GICAM/DGI : le patronat accuse l’Administration fiscale de le terroriser

Célestin Tawamba et Mopa Fatoing

Au-delà de l’ostracisme dont les opérateurs économiques se disent victimes, le malaise est plus profond qu’on ne le pense.

Comme on le sait, le patronat camerounais par le biais de Célestin Tawamba, le Président en exercice du Groupement Inter Patronal en abrégé (GICAM), dans une correspondance a récemment interpellé le Président de la République par rapport au différend qui l’oppose l’Administration fiscale, de manière générale, et au Directeur Général des Impôt Mopa Fatoing en particulier. En claire il est reproché à ce dernier, entre autres, le manque de dialogue avec les opérateurs économiques, notamment les patrons des Grandes Entreprises. Un paradoxe qui ne s’aurait se justifier, d’autant plus que ceux-ci à eux seules assure 76% de la recette de la Direction Générale des Impôts.

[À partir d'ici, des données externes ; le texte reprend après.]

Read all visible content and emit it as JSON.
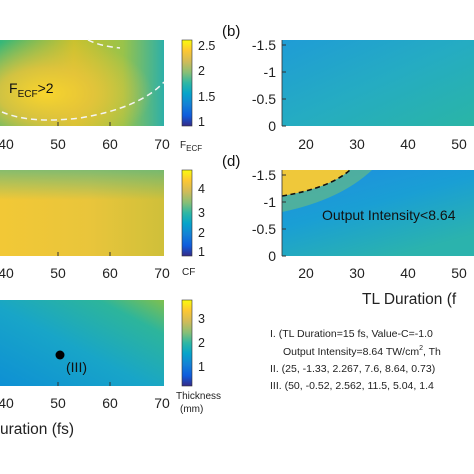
{
  "chart_data": [
    {
      "type": "heatmap",
      "x_ticks": [
        "40",
        "50",
        "60",
        "70"
      ],
      "colorbar": {
        "ticks": [
          "2.5",
          "2",
          "1.5",
          "1"
        ],
        "label_main": "F",
        "label_sub": "ECF",
        "range": [
          1,
          2.6
        ]
      },
      "annotation": {
        "main": "F",
        "sub": "ECF",
        "tail": ">2"
      },
      "colormap": "parula"
    },
    {
      "type": "heatmap",
      "x_ticks": [
        "40",
        "50",
        "60",
        "70"
      ],
      "colorbar": {
        "ticks": [
          "4",
          "3",
          "2",
          "1"
        ],
        "label": "CF",
        "range": [
          0.6,
          4.9
        ]
      },
      "colormap": "parula"
    },
    {
      "type": "heatmap",
      "x_ticks": [
        "40",
        "50",
        "60",
        "70"
      ],
      "xlabel": "uration (fs)",
      "colorbar": {
        "ticks": [
          "3",
          "2",
          "1"
        ],
        "label_line1": "Thickness",
        "label_line2": "(mm)",
        "range": [
          0.2,
          3.8
        ]
      },
      "marker": {
        "x": 50,
        "label": "(III)"
      },
      "colormap": "parula"
    },
    {
      "type": "heatmap",
      "panel_label": "(b)",
      "x_ticks": [
        "20",
        "30",
        "40",
        "50"
      ],
      "y_ticks": [
        "-1.5",
        "-1",
        "-0.5",
        "0"
      ],
      "colormap": "parula"
    },
    {
      "type": "heatmap",
      "panel_label": "(d)",
      "x_ticks": [
        "20",
        "30",
        "40",
        "50"
      ],
      "y_ticks": [
        "-1.5",
        "-1",
        "-0.5",
        "0"
      ],
      "xlabel": "TL Duration (f",
      "annotation": "Output Intensity<8.64",
      "colormap": "parula"
    }
  ],
  "notes": {
    "line1": "I. (TL Duration=15 fs, Value-C=-1.0",
    "line2_pre": "Output Intensity=8.64 TW/cm",
    "line2_sup": "2",
    "line2_post": ", Th",
    "line3": "II. (25, -1.33, 2.267, 7.6, 8.64, 0.73)",
    "line4": "III. (50, -0.52, 2.562, 11.5, 5.04, 1.4"
  }
}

Cette affaire a été abondamment commentée par la presse camerounaise. Quelques confrères ont eu à dénoncer le tir groupé d’une certaine presse sur Célestin Tawamba, sans prendre le temps de faire des investigations telles que préconiser par les canons du journalisme. Après enquête donc, il s’avère que ce problème est très sérieux, et que la lettre du Président du GICAM, n’est que la pointe visible de l’iceberg. Pour s’en convaincre, on se souvient de la récente visite du PDG du groupe Castel au Cameroun. Il avait été reçu par le Chef de l’Etat en personne. Mais ce qu’on n’a pas dit au camerounais ordinaire, c’est que ce monsieur venait plaider pour son entreprise dont le compte avait été saisi par DGI. Les Brasseries du Cameroun, faut-il le rappeler est le plus gros contribuable en termes de recette fiscal au Cameroun, et de surcroit l’un des plus grands employeurs après l’Etat.

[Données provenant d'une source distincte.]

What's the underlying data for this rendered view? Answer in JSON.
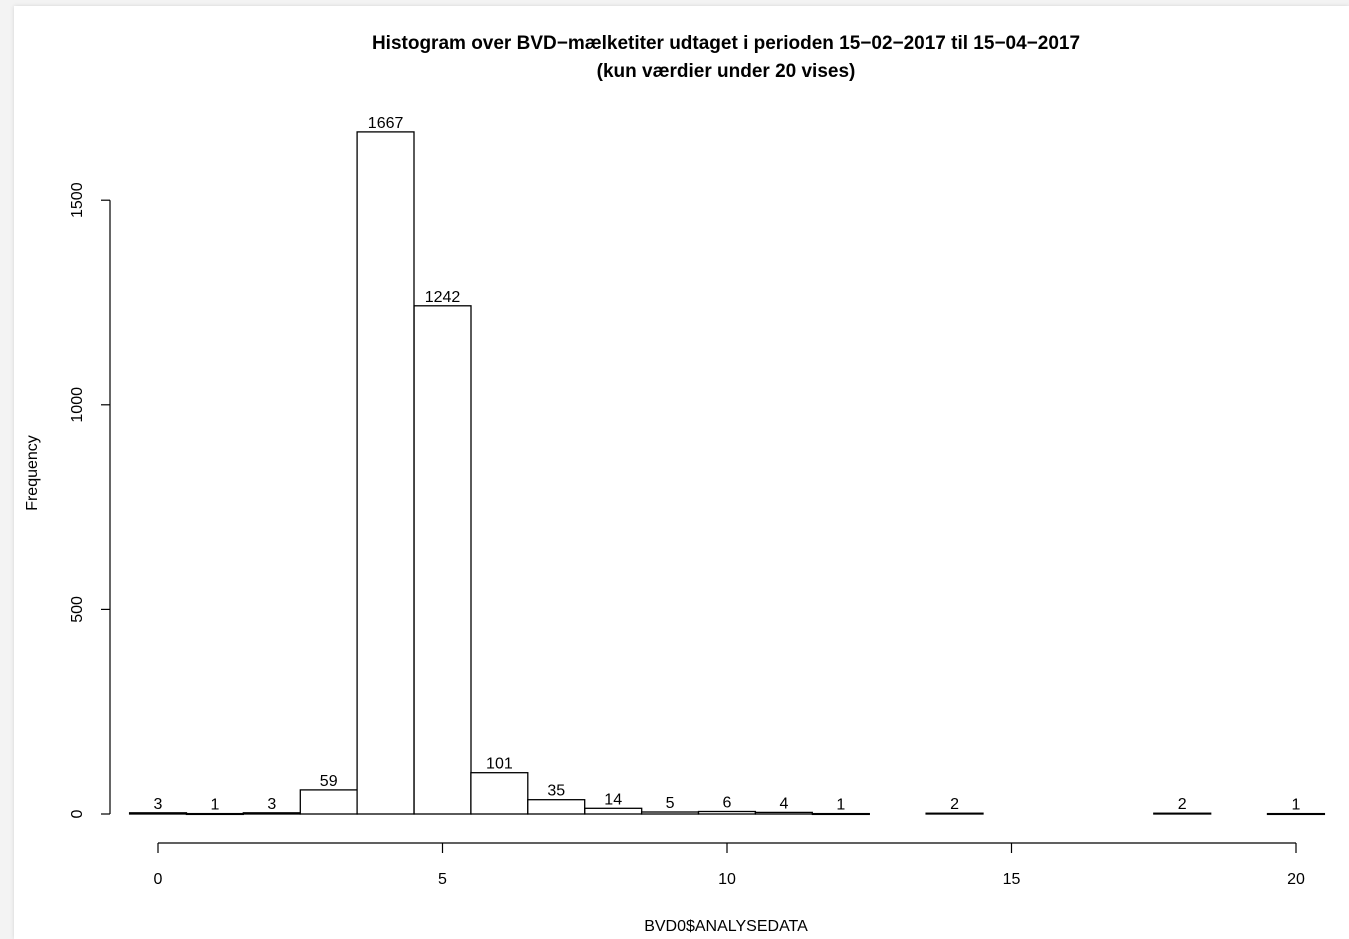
{
  "chart_data": {
    "type": "bar",
    "title": "Histogram over BVD−mælketiter udtaget i perioden 15−02−2017 til 15−04−2017",
    "subtitle": "(kun værdier under 20 vises)",
    "xlabel": "BVD0$ANALYSEDATA",
    "ylabel": "Frequency",
    "xlim": [
      -0.5,
      20.5
    ],
    "ylim": [
      0,
      1667
    ],
    "x_ticks": [
      0,
      5,
      10,
      15,
      20
    ],
    "y_ticks": [
      0,
      500,
      1000,
      1500
    ],
    "bin_width": 1,
    "grid": false,
    "bins": [
      {
        "x": 0,
        "value": 3,
        "label": "3"
      },
      {
        "x": 1,
        "value": 1,
        "label": "1"
      },
      {
        "x": 2,
        "value": 3,
        "label": "3"
      },
      {
        "x": 3,
        "value": 59,
        "label": "59"
      },
      {
        "x": 4,
        "value": 1667,
        "label": "1667"
      },
      {
        "x": 5,
        "value": 1242,
        "label": "1242"
      },
      {
        "x": 6,
        "value": 101,
        "label": "101"
      },
      {
        "x": 7,
        "value": 35,
        "label": "35"
      },
      {
        "x": 8,
        "value": 14,
        "label": "14"
      },
      {
        "x": 9,
        "value": 5,
        "label": "5"
      },
      {
        "x": 10,
        "value": 6,
        "label": "6"
      },
      {
        "x": 11,
        "value": 4,
        "label": "4"
      },
      {
        "x": 12,
        "value": 1,
        "label": "1"
      },
      {
        "x": 14,
        "value": 2,
        "label": "2"
      },
      {
        "x": 18,
        "value": 2,
        "label": "2"
      },
      {
        "x": 20,
        "value": 1,
        "label": "1"
      }
    ]
  },
  "colors": {
    "bar_fill": "#ffffff",
    "bar_stroke": "#000000",
    "background": "#ffffff"
  }
}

Le comble du paradoxe est que le malaise est généralisé au sein du patronat camerounais. Les assureurs pour ne citer que ceux-là, lui reprochent de leur imposer un redressement 2,2% sur le chiffre d’affaire, ce qui est pour les économistes, ahurissant tel que le confirme le Pr en économie Alaka Alaka. En outre on lui reproche, en dehors de se renfermer dans sa tour d’ivoire, de refuser unilatéralement de mettre en application les lois fiscales adopté par les pays de la zone CEMAC.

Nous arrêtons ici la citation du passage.